The way it works is you load a library with loadLibrary and then rather than have the compiler sort the dependencies etc. out at compile time, you use a mechanism similar to event handlers to sort them out yourself. You get the addresses of the calls using getProcAddress (IIRC).

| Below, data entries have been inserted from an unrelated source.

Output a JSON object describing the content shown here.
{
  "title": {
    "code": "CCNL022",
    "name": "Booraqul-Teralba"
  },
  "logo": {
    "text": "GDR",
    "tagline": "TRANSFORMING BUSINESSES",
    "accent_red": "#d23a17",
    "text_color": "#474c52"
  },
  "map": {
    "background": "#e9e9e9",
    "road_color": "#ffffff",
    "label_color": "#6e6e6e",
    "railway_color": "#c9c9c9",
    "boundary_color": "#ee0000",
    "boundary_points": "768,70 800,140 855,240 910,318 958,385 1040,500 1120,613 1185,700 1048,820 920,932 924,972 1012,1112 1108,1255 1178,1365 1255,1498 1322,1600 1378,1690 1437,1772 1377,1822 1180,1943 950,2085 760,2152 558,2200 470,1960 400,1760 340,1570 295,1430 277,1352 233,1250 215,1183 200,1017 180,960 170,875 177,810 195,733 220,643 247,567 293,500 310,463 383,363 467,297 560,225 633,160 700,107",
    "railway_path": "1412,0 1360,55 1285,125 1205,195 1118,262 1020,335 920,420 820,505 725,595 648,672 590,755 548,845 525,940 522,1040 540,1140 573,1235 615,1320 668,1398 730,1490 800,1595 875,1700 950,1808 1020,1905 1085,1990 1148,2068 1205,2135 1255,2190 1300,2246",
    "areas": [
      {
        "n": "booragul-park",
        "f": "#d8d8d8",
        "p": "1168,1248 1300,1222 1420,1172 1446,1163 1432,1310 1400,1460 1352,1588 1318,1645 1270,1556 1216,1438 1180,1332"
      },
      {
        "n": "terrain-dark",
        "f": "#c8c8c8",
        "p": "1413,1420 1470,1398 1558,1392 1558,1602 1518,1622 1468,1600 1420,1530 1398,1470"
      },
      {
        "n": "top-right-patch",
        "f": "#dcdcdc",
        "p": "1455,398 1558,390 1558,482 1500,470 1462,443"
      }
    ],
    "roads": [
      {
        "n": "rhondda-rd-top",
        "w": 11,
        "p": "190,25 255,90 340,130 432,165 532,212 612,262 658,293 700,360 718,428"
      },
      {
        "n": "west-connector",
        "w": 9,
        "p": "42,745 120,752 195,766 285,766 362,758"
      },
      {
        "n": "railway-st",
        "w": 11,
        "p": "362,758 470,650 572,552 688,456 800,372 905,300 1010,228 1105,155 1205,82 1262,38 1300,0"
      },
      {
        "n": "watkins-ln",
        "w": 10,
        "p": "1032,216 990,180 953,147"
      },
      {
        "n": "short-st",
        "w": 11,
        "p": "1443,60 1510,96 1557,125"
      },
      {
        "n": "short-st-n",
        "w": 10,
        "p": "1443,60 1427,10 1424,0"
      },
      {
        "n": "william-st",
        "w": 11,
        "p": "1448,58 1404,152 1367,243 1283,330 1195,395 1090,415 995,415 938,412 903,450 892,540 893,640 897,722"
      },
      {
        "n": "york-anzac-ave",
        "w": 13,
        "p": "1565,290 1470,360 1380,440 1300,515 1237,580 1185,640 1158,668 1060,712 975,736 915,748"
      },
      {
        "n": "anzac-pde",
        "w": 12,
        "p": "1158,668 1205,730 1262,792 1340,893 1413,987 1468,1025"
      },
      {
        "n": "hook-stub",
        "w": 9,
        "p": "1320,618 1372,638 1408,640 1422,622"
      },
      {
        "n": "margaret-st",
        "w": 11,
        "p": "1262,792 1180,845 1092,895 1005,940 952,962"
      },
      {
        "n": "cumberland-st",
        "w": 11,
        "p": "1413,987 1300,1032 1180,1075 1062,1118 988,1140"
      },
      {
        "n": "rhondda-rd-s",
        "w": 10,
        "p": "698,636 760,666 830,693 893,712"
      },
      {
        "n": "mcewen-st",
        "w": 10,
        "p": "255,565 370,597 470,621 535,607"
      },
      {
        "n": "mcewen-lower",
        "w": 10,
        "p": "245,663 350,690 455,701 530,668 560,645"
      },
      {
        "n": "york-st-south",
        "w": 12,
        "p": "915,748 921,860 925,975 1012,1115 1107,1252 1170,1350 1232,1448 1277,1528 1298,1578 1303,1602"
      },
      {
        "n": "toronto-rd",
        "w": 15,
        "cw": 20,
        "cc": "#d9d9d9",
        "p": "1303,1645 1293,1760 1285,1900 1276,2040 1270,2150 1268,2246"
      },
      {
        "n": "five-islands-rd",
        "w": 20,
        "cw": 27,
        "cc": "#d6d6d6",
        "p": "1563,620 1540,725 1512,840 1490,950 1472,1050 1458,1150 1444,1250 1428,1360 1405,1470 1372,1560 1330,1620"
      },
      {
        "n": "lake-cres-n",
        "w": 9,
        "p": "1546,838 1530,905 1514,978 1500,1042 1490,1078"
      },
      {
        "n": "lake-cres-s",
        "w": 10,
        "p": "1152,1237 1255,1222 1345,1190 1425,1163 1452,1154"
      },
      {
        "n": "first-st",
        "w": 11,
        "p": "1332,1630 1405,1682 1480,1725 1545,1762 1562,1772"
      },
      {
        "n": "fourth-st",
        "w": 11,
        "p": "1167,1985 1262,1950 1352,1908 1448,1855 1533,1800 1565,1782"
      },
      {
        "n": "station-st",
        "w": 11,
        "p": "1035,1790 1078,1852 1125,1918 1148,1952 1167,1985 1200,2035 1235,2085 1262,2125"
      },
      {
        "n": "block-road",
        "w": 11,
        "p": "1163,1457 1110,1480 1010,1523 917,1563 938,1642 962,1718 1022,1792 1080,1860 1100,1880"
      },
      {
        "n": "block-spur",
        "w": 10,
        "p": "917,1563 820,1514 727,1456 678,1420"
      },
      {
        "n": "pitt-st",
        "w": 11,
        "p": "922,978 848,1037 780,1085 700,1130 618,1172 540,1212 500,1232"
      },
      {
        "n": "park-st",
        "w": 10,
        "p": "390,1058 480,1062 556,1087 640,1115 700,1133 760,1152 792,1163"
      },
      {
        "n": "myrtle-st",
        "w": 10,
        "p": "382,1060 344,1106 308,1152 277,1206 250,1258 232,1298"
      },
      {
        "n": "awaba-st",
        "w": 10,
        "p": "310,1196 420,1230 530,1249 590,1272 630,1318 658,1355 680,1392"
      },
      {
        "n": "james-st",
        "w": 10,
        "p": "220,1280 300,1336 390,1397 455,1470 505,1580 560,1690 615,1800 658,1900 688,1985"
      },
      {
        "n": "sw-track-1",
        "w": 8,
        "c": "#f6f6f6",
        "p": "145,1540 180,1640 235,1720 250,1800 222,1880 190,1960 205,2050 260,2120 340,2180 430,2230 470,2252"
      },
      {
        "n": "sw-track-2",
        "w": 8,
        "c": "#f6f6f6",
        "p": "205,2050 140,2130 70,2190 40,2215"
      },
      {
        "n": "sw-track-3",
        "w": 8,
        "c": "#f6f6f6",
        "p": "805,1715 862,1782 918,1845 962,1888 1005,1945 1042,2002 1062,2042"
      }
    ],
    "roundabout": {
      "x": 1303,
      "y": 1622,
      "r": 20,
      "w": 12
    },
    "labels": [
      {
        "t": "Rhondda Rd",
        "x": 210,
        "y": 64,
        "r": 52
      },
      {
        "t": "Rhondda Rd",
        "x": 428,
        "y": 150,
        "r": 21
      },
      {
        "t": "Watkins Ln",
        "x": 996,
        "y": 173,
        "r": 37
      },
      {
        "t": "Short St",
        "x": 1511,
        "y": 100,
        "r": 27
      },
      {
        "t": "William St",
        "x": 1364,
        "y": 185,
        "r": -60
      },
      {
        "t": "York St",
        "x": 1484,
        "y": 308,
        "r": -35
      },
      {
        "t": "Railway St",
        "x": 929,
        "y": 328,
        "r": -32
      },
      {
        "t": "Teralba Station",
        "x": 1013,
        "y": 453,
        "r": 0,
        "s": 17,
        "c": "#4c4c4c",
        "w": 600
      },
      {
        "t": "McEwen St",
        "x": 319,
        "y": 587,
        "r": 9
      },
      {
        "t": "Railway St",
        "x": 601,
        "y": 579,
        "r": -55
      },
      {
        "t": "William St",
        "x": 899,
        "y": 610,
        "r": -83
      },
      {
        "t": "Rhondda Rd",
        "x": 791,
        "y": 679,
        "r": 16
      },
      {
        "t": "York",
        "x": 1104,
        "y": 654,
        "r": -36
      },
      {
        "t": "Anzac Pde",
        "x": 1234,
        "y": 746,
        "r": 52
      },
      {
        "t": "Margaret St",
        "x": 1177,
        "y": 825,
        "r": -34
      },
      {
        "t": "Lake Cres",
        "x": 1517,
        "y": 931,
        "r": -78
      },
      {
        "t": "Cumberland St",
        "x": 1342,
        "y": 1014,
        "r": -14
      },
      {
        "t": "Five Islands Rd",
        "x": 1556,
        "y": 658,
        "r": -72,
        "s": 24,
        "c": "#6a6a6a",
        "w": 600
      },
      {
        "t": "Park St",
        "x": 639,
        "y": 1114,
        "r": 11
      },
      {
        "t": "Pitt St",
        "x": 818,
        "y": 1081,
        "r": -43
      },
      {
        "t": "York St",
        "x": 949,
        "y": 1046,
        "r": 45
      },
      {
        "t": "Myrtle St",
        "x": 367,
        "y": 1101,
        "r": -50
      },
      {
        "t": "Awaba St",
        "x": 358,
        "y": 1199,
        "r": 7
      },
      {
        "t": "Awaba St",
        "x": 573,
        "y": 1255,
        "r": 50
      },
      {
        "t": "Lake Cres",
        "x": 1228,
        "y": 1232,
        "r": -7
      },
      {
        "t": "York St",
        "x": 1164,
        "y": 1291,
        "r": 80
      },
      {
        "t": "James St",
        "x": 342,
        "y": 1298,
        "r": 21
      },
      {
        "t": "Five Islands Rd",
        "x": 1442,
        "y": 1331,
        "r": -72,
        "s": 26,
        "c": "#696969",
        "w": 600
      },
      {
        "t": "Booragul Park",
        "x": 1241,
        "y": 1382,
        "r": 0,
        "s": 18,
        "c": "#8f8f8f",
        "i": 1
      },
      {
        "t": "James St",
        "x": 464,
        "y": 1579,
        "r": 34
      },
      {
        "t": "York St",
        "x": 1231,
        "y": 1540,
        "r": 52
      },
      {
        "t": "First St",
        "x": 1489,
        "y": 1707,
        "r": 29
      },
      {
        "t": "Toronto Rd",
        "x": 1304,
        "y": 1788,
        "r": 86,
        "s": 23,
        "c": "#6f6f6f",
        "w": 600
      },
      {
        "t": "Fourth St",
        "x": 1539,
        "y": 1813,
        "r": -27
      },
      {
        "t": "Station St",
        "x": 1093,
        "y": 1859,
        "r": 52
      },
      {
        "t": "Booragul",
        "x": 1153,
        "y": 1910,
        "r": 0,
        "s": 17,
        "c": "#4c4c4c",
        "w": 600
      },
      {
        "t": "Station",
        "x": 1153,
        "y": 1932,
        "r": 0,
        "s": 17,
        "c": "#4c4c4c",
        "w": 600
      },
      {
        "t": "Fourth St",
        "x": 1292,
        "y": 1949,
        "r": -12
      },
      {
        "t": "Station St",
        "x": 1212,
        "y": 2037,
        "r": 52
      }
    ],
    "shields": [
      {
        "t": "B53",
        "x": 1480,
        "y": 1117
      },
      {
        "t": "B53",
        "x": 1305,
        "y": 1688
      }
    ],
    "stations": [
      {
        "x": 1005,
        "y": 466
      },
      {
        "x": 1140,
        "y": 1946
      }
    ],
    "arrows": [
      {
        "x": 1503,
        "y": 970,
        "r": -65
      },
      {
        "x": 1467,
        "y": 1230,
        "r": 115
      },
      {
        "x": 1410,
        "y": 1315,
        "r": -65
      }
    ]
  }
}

For example (taken from my Fractal program), here is a prototype definition:-

[pascal]
TEQPConfigEQ = procedure( CurrentEQ:Integer;
var xmin:TFloaty;
var xmax:TFloaty;
var ymin:TFloaty;
var ymax:TFloaty;
var arg1:TFloaty;
var arg2:TFloaty;
var arg3:TFloaty;
var arg4:TFloaty;
var arg5:TFloaty;
var arg6:TFloaty;
var arg7:TFloaty;
var arg8:TFloaty ); stdcall;
[/pascal]

In your main code you declare a variable like this...

[pascal]
EQPConfigEQ : TEQPConfigEQ;
[/pascal]

And initialise it using getProcAddress something like this...

[pascal]
@EQPConfigEq:=GetProcAddress(EQPLibraryHandle,'EQP lug_ConfigEq');
[/pascal]

If this fails, I think (IIRC) EQPConfigEQ ends up equal to NIL. If it succeeds, you call the routines just like a normal procedure called 'EQPConfigEQ'.